日本最初の反射炉跡。長崎港警備にあたっていた佐賀藩の鍋島直正公は、築地に日本最初の反射炉を建設し日本で初めて鋼鉄製の大砲を鋳造した。反射炉とは、鉄などの金属を溶かすための炉。大砲完成後、幕府から大砲の注文が入り、ここだけでは製造が間に合わず1853(嘉永6)年新たに多布施反射炉も増築された。
敷地約7,600㎡。炭鉱事業で成功した高取伊好(たかとりこれよし)の旧宅で、和風でありながら洋室があるなど明治時代の邸宅の特徴を備えている。大広間の能舞台、絵が描かれた杉戸、動植物をテーマとした欄間、洋間の漆喰天井など豪華な意匠が目をひき、建築物としても優れている。
薩摩藩の五代才助や小松帯刀が建設計画したドック(洋式船を修理する所)。トーマス・グラバーの出資も得て明治元(1868)年に完成した。修理船をレールに乗せて海面から引き揚げる構造がソロバン型だったので、通称「ソロバン・ドック」と呼ばれた。
軍艦島は「端島」の俗称で、戦艦「土佐」に島影が似ていることから名付けられたといわれる。1810年頃石炭が発見され、明治時代に本格的な採炭が行われた。当時は作業場をはじめ住宅や公共施設、小中学校、共同販売所、映画館、料理屋、娯楽場、病院などがあり、近代的な町が築かれていた。

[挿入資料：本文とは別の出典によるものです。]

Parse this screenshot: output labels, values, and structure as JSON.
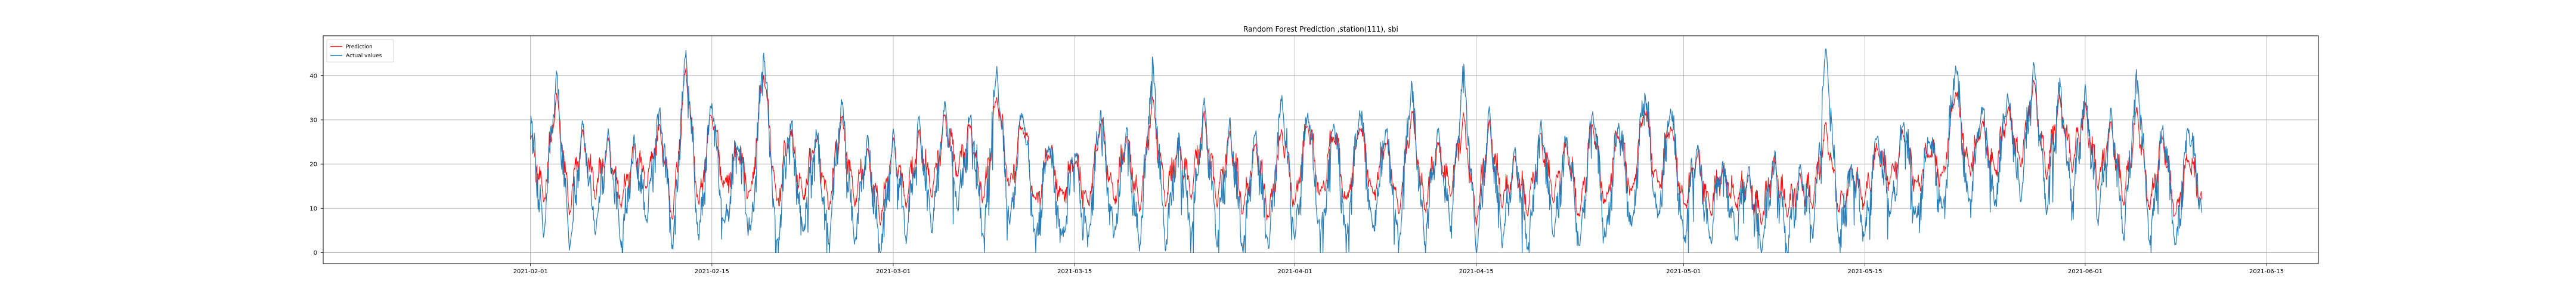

日本で初めて洋式採炭法を取り入れた近代炭鉱。開港により長崎入港の外国船が増えると、その燃料として石炭の需要が増大した。当時高島は佐賀藩の領地だったことから、この石炭を外国人との合弁で開発しようと、藩は長崎のグラバー商会との間に事業契約を結び共同経営を行った。
鎖国が終ると長崎・神奈川・函館の3港は世界に門を開いた。様々な外国商人が大浦居留地付近に居を構え貿易を営み、その一人が英国スコットランド出身のトーマス・ブレーク・グラバー。旧住宅は数多くの洋風建築の中で独特の様式を残す、日本最初の木造洋館として貴重な文化財となっている。